CFS for NFS or SMB Servers
The success of the client/server computing paradigm has created a critical dependence on network file servers. Because of the importance of these servers, they need to be made as fault-resilient as possible. A clustered file system makes it possible to build a fault-resilient NFS or SMB server--if one node fails, the network request is switched over to an existing active node.
The hardware setup would be similar to the scalable Web server example provided above. Service may be briefly interrupted while the cluster state is restored. Note that a fault-resilient NFS or SMB/CIFS server would require a cluster-aware version of the server software.
Because NFS is a stateless protocol, it can be made cluster-aware much more easily than SMB/CIFS, which is a stateful protocol. A cluster-aware NFS server must keep a copy of its reply cache on the shared disk so that the new NFS server can handle non-idempotent operations (that is, operations that when repeated produce different results) correctly when a node fails.
A full discussion of the SMB/CIFS state that would need to be recovered on node failure is beyond the scope of this article.
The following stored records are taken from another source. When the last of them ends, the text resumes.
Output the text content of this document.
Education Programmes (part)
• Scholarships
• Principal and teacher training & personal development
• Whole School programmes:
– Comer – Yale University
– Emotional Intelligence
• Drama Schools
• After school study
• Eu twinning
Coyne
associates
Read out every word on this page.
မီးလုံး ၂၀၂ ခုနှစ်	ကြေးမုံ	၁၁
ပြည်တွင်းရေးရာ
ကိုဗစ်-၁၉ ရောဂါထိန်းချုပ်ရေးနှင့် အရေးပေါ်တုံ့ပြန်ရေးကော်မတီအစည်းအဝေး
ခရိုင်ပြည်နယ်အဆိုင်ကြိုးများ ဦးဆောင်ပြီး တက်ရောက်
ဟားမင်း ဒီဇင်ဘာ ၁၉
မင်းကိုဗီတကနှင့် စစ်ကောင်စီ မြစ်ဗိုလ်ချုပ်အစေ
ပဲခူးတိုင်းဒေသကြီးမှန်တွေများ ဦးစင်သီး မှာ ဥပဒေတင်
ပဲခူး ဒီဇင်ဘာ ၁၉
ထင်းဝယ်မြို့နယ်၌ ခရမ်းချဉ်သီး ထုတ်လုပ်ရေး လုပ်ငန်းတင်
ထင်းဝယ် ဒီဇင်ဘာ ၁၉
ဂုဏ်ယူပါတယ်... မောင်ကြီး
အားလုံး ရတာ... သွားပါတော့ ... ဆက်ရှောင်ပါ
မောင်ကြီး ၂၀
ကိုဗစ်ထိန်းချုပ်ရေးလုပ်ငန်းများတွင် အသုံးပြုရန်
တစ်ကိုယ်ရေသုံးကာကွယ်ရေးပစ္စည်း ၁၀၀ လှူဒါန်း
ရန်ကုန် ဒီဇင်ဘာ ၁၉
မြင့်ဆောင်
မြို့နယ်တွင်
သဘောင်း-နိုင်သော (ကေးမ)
Build Your Own Distributed Apps
A clustered file system allows you to build your own cluster-aware applications that share data through the file system. These applications stand to benefit from being fault-resilient and from performance improvements due to parallel processing. To develop practical cluster-aware applications, several key application tools are required. For example, a distributed debugging environment that includes distributed break points, message tracing, etc., is necessary. In a multi-threaded application, a good debugger can control the threaded environment so that the state of all threads are frozen on an event. A good distributed debugger gives the same control but across the nodes in a cluster.
Another key component is a library to support distributed, fault-resilient transactions. Such a library would simplify the recovery of failed nodes, which is the most difficult type of problem for cluster-aware applications to solve.
Application programmers must also be trained for this new programming paradigm. Distributed computing requires new algorithms and data structures that allow parallel processing while supporting fault-resiliency. As with any new programming paradigm, a significant up-front investment is required, but the potential gains should justify the investment.
Several major systems, software, and storage vendors (such as Sun and Veritas Software) are promising clustered file systems by year-end. Programmed Logic`s clustered file system, Clustered HTFS, should be available by the end of the first quarter.
Clustered file systems provide an attractive alternative to conventional solutions to scalability and fault-resilience problems. They can be immediately used to solve problems--no failover software or cluster-aware applications are required. In fact, they enhance today`s failover packages. In addition, clustered file systems provide shared access to files at higher speeds than network file systems; they don`t encounter the same hardware bottlenecks found in symmetric multiprocessing systems; and they are more cost-effective than solutions requiring special-purpose hardware.
Fig. 1. In a clustered file system architecture, a round-robin address substitution switch can redirect incoming requests to available servers. Since the HTML files for the Web server are visible by all nodes in the cluster, any node can handle the request.
Fig. 2. In a clustered file system configuration, uniprocessors can be configured so that each system processes input for the next processor, as opposed to a more expensive multiprocessor configuration.
Gordon Harris is vice president of research and development at Programmed Logic Corp. (PLC) in Somerset, NJ.